A monomorphism that is not injective

I am trying to find an example of a monomorphism that is not an injective map; much like there exist epimorphisms that are not surjective. Is this a bad question? Is every monomorphism defined on the category of sets injective? Any help would be great.

Solution 1:

In the category of divisible (abelian) groups, the map $\pi\colon\mathbb{Q}\to\mathbb{Q}/\mathbb{Z}$ is a non-injective monomorphism.

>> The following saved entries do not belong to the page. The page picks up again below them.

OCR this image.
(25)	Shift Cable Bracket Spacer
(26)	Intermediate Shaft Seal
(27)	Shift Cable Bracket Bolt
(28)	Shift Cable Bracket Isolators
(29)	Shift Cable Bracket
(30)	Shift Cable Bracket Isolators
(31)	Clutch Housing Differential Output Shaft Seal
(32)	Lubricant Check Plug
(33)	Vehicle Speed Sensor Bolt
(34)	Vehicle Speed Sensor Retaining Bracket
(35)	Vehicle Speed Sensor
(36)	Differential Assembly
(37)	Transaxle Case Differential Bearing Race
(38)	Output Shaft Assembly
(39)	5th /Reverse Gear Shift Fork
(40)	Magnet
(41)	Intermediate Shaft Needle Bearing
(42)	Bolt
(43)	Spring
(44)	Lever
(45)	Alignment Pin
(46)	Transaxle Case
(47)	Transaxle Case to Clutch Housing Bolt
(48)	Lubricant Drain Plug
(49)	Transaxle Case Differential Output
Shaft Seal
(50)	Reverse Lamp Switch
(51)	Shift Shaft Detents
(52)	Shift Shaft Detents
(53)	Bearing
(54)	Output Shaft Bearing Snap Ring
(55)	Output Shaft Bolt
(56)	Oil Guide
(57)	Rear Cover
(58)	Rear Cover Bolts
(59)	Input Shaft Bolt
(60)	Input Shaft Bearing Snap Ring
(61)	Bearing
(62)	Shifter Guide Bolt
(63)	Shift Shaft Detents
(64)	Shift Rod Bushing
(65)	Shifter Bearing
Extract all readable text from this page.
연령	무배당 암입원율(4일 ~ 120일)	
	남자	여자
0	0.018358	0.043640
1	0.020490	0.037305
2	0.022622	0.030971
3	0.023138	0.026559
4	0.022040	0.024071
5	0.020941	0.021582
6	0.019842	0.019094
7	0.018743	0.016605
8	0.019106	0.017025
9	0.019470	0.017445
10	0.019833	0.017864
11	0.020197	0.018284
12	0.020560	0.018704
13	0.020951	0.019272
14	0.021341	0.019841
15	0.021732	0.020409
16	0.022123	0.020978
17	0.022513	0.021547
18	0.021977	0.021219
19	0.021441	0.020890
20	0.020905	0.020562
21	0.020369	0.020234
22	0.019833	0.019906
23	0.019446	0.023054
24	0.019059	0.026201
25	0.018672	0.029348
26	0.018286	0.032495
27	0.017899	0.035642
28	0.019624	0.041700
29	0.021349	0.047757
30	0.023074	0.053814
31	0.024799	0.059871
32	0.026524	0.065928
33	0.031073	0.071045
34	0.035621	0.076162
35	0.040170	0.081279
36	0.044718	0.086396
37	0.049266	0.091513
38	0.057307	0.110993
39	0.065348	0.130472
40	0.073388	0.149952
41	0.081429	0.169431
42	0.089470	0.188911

Indeed, suppose that $f,g\colon G\to \mathbb{Q}$ are such that $\pi\circ f= \pi\circ g$. Let $x\in G$. Then $f(x)-g(x) = n\in\mathbb{Z}$. If $n\neq 0$, then let $y\in G$ be such that $y^{2n}=x$ (using multiplicative notation for $G$ since we are not assuming $G$ is abelian). Then $f(x) = f(y^{2n}) = 2nf(y)$, hence $f(y) = \frac{1}{2n}f(x)$; and similarly $g(y) = \frac{1}{2n}g(x)$. Now, $f(y)-g(y)$ must be an integer, but $$f(y)-g(y) = \frac{1}{2n}(f(x)-g(x)) = \frac{1}{2},$$ a contradiction. Therefore, $n=0$, so $f(x)=g(x)$. Thus, $f=g$ and $\pi$ is a monomorphism.

One reason why non-injective monomorphisms are hard to find in algebraic contexts is that the existence of a free object on the one element set (in concrete categories) implies that monomorphisms are one-to-one, and in most "familiar" categories of algebras (in the sense of general algebra), free objects exist.

To see the implication above, let $F_x$ be the free object on the set $\{x\}$, and let $m\colon A\to B$ be a monomorphism. If $m(a) = m(a')$, then the maps $f,g\colon F_x\to A$ induced by $x\mapsto a$ and $x\mapsto a'$, respectively, satisfy $m\circ f = m\circ g$, and hence $f=g$, thus $a=a'$, proving that $m$ is one-to-one.

Solution 2:

Consider the category of pointed, connected, locally connected and locally path-connected spaces. Any nontrivial covering map is a monomorphism in this category which is not injective on underlying sets; this is a restatement of one of the lifting properties of covering maps.